Machado: In the beginning, it was called Bad Boys From Brazil, but because they just came out with Bad Boys, they said, “No, you can’t call it Bad Boys From Brazil.” They changed it to Brazilian Brawlers, which is the worst movie in history. I recommend not to watch. That movie is so bad. When you finish the movie, you want to break the TV. I smiled the whole time.
There were also some cameos in there — not only your brothers but I also saw Dan Inosanto in the movie.
Machado: It was kind of funny because Dan Inosanto was my student, and I called him and said, “Dan, why don’t you play my uncle or something?” He said, “Sure, no problem.”
That was great — a Brazilian boy has a Filipino uncle.
Machado: The movie makes no sense.
Wasn’t your brother John part of writing that movie?
Machado: John was the head of the show for sure. He came up with the idea to copy a Charles Bronson film and add the brothers and stuff. But the problem when you have no experience and work with people who don’t know what they’re doing is everything can go wrong. Everything went wrong from the beginning to the end. I don’t know how the movie was able to finish because [they] finished the money in the budget in the middle of the movie. I think the process of how hard it is to do a good film — people have no idea. When you look from outside, you imagine, I’m gonna be a movie star. I’m gonna do this, do that. It’s not that easy. You need a great cinematographer, an engineer for sound, a good fight choreographer and a good director who knows how to film the angles. Then you need good postproduction. It’s a lot of work,
but it’s kind of nice because I believe the best way for you to be good at something is to learn from
your mistakes. I learned so much. Today, I believe I have the knowledge and the experience to do a movie from the beginning. I have the ability to finish the film by myself. I think I can put the team together.
As I look over your shoulder, I see a picture on the wall. Is that you and master Helio Gracie?
Machado: I have a picture of me, Helio Gracie and Carlos Gracie. And on top of that, I have a picture of me and Rolls Gracie, one of my coaches.
I know you started very young, about 5 years old, right? Who was coaching you at that time?
Machado: It’s kind of funny because growing up, I had a lot of issues — like a little bit of asthma and dyslexia. I had a lot of problems in school. Carlos Gracie was a doctor of nutrition. He created the Gracie Diet and was the mentor of the whole family. He married my mother’s sister. We became very close. He brought me to live with him and do the Gracie Diet, do jiu-jitsu and swim twice a day. He put me in to train with all his kids.
It basically was like you were surrounded by fighters 24 hours a day.

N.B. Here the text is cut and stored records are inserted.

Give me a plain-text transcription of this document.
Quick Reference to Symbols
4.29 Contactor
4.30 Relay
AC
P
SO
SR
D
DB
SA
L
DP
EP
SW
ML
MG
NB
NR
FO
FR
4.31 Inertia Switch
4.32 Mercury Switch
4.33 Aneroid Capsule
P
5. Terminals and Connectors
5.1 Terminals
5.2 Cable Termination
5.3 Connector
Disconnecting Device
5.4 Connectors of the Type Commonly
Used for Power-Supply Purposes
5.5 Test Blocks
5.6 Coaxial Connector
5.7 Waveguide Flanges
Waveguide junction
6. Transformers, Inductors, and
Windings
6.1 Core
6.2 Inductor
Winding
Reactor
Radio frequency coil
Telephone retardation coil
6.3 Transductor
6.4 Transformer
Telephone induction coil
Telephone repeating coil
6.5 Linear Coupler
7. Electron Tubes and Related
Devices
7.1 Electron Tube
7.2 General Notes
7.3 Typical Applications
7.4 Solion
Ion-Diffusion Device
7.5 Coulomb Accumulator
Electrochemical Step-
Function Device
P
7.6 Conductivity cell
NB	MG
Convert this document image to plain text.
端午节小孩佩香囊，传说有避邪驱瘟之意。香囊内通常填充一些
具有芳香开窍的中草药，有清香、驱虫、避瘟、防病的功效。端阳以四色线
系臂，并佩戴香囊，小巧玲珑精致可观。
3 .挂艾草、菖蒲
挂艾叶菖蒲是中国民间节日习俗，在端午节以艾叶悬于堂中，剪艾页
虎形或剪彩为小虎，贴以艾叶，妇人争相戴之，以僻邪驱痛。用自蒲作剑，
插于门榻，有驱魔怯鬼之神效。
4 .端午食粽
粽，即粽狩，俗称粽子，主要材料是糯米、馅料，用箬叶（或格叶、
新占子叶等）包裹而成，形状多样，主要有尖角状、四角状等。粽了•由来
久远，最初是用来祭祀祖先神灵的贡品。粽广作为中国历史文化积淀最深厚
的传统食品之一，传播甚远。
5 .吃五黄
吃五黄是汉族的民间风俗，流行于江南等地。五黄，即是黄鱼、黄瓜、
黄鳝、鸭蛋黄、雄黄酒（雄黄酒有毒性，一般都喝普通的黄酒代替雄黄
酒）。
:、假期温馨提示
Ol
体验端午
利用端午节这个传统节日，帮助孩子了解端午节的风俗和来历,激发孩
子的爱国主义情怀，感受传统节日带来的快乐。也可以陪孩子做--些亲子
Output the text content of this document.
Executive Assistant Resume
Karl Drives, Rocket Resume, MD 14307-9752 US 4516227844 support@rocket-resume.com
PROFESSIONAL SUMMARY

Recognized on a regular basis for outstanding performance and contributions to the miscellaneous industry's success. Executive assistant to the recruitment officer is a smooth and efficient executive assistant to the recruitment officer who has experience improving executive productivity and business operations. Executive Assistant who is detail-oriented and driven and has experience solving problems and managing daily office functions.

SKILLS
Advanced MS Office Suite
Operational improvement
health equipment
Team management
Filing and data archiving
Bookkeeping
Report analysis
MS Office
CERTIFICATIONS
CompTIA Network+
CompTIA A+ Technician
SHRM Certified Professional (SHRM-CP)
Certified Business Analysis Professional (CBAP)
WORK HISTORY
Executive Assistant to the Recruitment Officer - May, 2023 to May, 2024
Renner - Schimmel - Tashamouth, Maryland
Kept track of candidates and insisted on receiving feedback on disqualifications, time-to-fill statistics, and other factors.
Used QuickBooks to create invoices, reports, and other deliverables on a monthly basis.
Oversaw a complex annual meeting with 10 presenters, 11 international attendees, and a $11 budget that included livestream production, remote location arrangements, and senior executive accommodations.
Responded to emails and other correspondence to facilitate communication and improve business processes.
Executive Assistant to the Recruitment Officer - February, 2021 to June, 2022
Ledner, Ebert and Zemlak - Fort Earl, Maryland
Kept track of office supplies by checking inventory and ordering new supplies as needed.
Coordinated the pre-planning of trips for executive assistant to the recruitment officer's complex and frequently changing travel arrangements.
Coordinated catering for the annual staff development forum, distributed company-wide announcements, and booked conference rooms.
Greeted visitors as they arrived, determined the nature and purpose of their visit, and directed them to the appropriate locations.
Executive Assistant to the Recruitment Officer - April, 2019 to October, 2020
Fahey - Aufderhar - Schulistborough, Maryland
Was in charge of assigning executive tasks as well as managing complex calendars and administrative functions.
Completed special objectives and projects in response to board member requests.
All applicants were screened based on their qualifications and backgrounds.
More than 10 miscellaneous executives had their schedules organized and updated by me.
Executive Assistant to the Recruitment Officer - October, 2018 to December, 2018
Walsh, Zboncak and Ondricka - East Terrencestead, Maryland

I started getting good. And my cousin Rolls and Carlos Gracie Jr. went to talk to my mother. They said, “This kid has a chance to be really good. Why don’t you give him a chance to stay here longer? He’s a horse. He’s pretty big. He’s strong. We believe we can make him a fantastic fighter.” And my mother said, “No problem. If that’s what he wants, let’s give him a chance to have a shot.” I lived with my cousins for 15 years or something like that.
When you moved in with your cousins, what was your mindset? Were you excited to go?
Machado: My uncle lived in a place in Ipanema Beach. He lived in this amazing house with mats in the house. We ate so healthy. We surfed, went to school and trained all the time. People came to the house, all these black belts and some great athletes to practice with us. And I was a young bird, a rookie. I was the youngest in the group. I got beat up a lot. When you are in an environment of pit bulls, you become a pit bull in a way because you have amazing partners to train with. I started winning. You start winning, and more people start to support you. And I remember Carlos Gracie called Rickson, and Rickson liked me a lot. Then Rickson started to teach me, too. And I trained with my brothers. I felt at the time like the luckiest man alive because I had the best of the best surrounding me. The luck I had was the environment. The second thing was I had amazing people behind me. I love the environment of fighting.
One of the best feelings in the world for me was to look across the mat and see another guy who wants to take my head off, another warrior who wants to give his best to take his spot on the mat. And we go to war. And when you end up with the victory, it’s the best feeling in the world because you feel like a gladiator, like a champ.